One of the distinctive features of Studio Ghibli's works is that, even if there are obsessive actions, there are things which appear to have not forfeited their goal. Forfeiting one's goal leads to despair, and is a sickness that can prove fatal. I wonder if Miya-san and his people are familiar with that feeling of despair. Perhaps they don't want to show that anguish to other people. I think they specifically don't want to display the negative things called "self-loathing" and "complexes" to others. That's why Studio Ghibli's works can't show anything but superficial happiness and a reproduction of reality with all of the dirty things omitted. A fiction that imitates reality, and nothing more than a single dream. I suppose that is the governance of entertainment. And I think that that is one of the reasons that Studio Ghibli's works are safely watchable, brand name creations. I have no intention of denying that. All of Studio Ghibli's works are top-level creations. But, I can't help but feel that something is missing. This is because, although the technique is there, I can no longer feel "blood", the "blood" that is surely flowing within everyone. I wonder when that happened? Studio Ghibli's works have, for me, become things that don't possess the image of "Anime", but rather of the so-called Japanese cinema, in other words, the Japanese movies that have now lost all of their energy. That may be the reason that I feel that something is missing. By the way, Mr. Miyazaki Hayao and Mr. Itano Ichirou are those I consider my teachers. I brag and say that I'm probably the only one in the world with that combination. I was greatly influenced, not just in the technical points of the animation craft, but in the mental portion of filmmaking. My posture on filmmaking is nothing more than an attempt to hang on to the things I learned from the two of them. I have nothing but words of gratitude for both of them.

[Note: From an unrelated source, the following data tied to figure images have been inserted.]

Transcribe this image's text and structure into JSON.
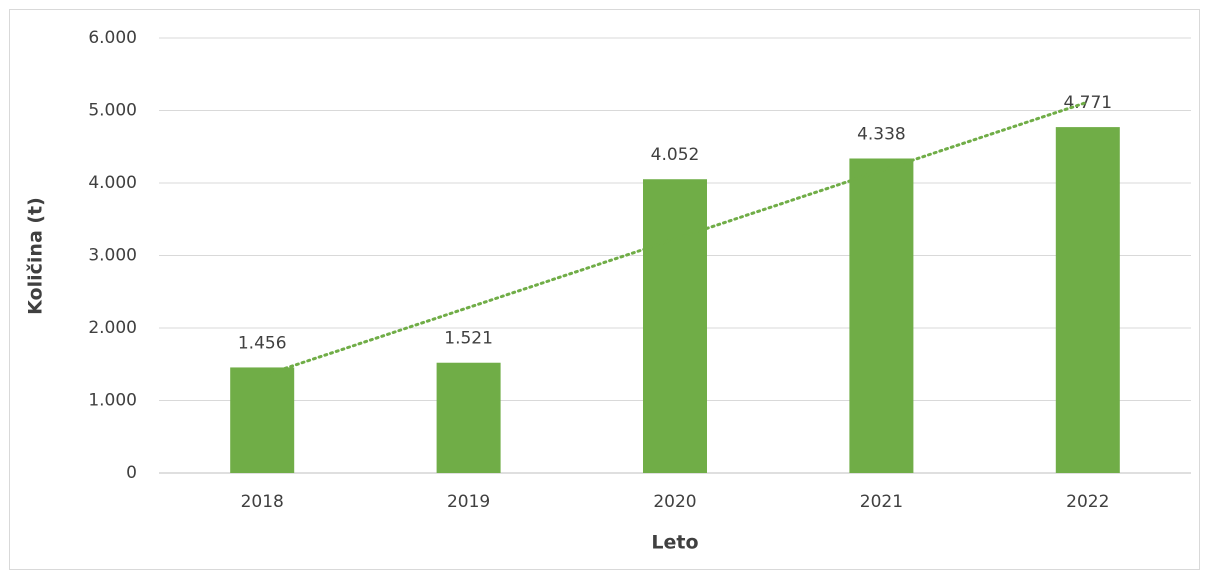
{
  "chart_data": {
    "type": "bar",
    "x_label": "Leto",
    "y_label": "Količina (t)",
    "categories": [
      "2018",
      "2019",
      "2020",
      "2021",
      "2022"
    ],
    "values": [
      1456,
      1521,
      4052,
      4338,
      4771
    ],
    "value_labels": [
      "1.456",
      "1.521",
      "4.052",
      "4.338",
      "4.771"
    ],
    "color": "#70ad47",
    "ylim": [
      0,
      6000
    ],
    "yticks": [
      0,
      {
        "value": 1000,
        "label": "1.000"
      },
      {
        "value": 2000,
        "label": "2.000"
      },
      {
        "value": 3000,
        "label": "3.000"
      },
      {
        "value": 4000,
        "label": "4.000"
      },
      {
        "value": 5000,
        "label": "5.000"
      },
      {
        "value": 6000,
        "label": "6.000"
      }
    ],
    "grid": true,
    "trendline": "linear",
    "trendline_color": "#70ad47"
  }
}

Watching the Gainax works that Anno has been involved with, one may perhaps gain some sense of the "blood" to which he refers above. His characters have uncertainties and fears, passions that sculpt who they are and how well they can survive in their environment. Shinji, Nadia, Noriko -- antiheroes one and all whose successes and failures are determined by who they are as people and not by any foreordained destiny (save perhaps the hand of the staff itself). It is the heat of their anger, the sharpness of their joy, and the chill of their fear, the depths of their despair that determine their fate. In short, they win or lose as people, and as people instead of as archetypes they become relevant to us, the audience.
And now we have Miyazawa Yukino and Arima Souichirou, two people enmeshed in two of the greatest problems common to all mankind: love and self-worth. The two have passed a great turning point in their lives in episode 18, and enter into a new phase of self-searching and mutual self-expression in the final story arc of the anime: 14 Days. Until that point, the two had been climbing a mountain; now, having reached the top, they must learn to build a home for themselves amidst the brilliant sunshine and thin air. And they must do so in the face of the unrelenting pressures of the real world and the threat (real or perceived) of others climbing the same mountain to intrude.

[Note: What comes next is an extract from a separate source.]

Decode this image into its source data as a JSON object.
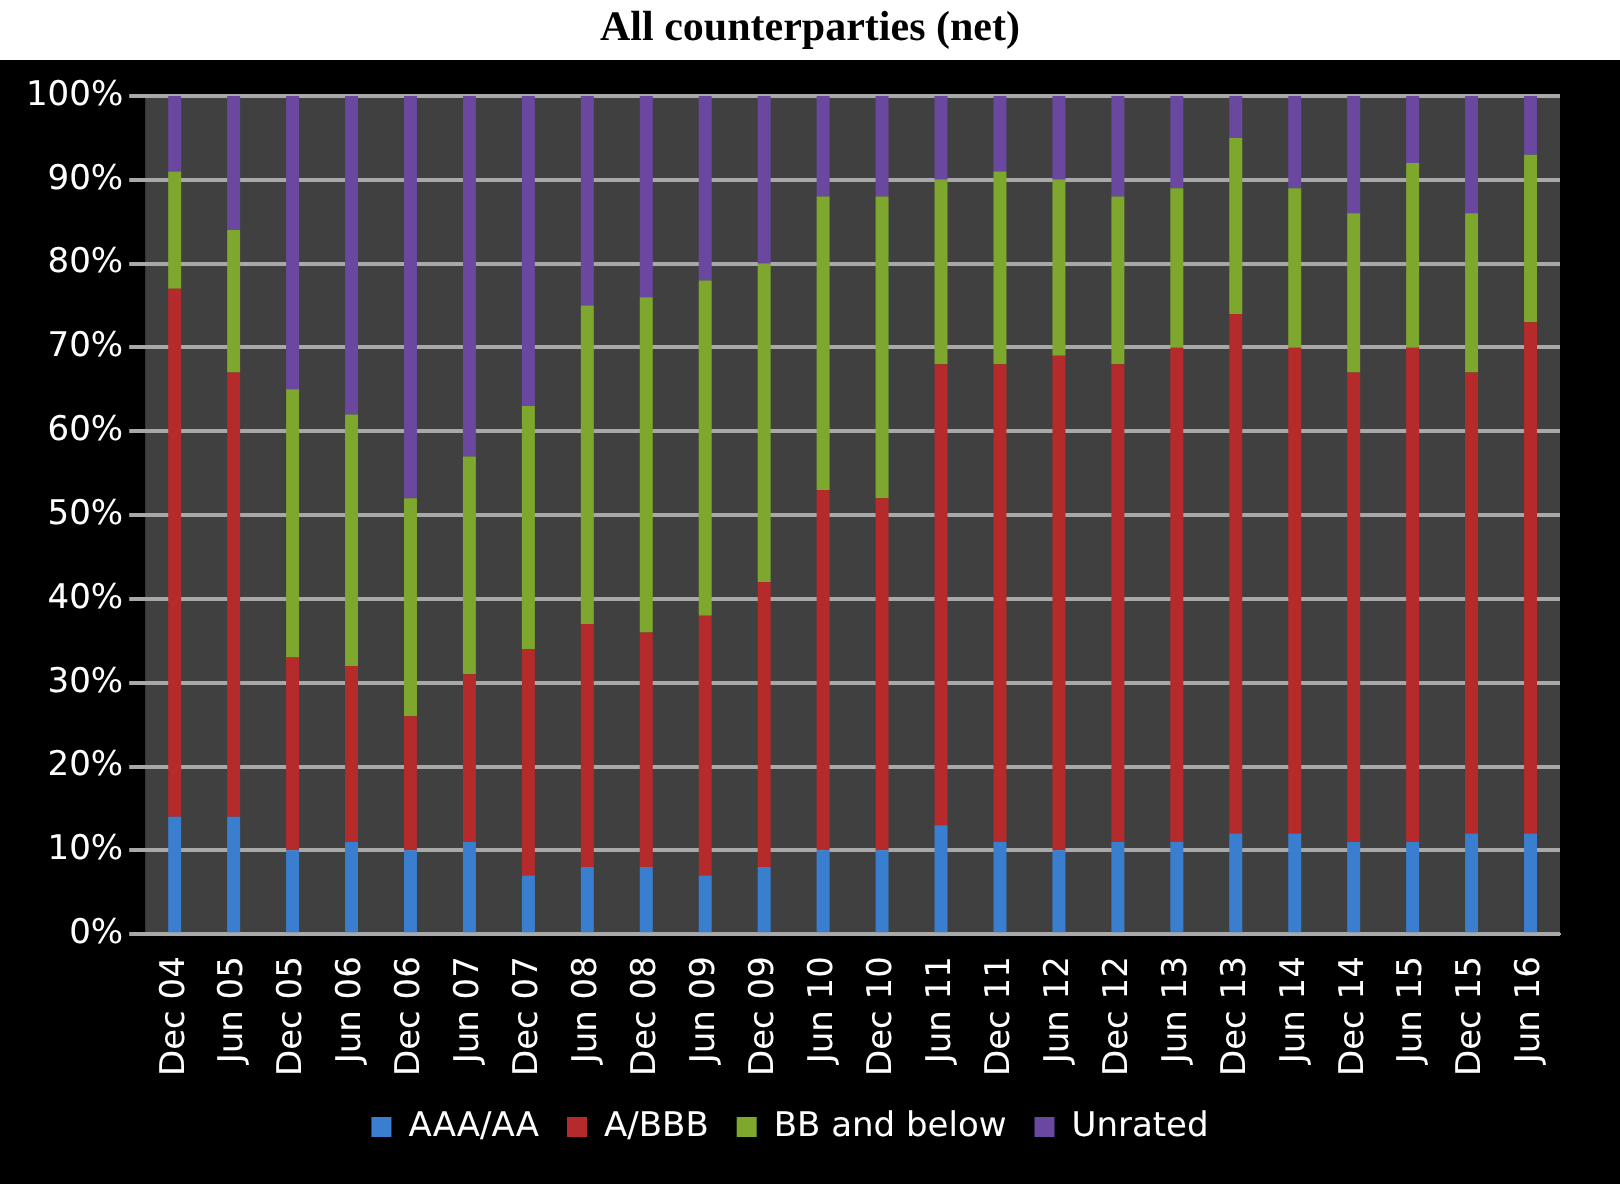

14 Days is also marked by the introduction of a new character, Tonami Takefumi. A boy with a checkered past with Tsubaki, his presence will help shed more light on the dynamics of Yukino's interactions with her friends and with Arima, and will also bring forward more of the emotions Arima had sought to bury deep within. It is a sad fact that the 14 Days story arc was not completed in the manga by the time KareKano finished, so the primary problem confronting Tonami is not brought to a total resolution. Instead, like life, it is a work in progress, as ultimately are the lives of all the cast.
Look forward to the rest of the show, to seeing more of the lives of the characters not that different from you and me. And see if you can feel their blood pulsing.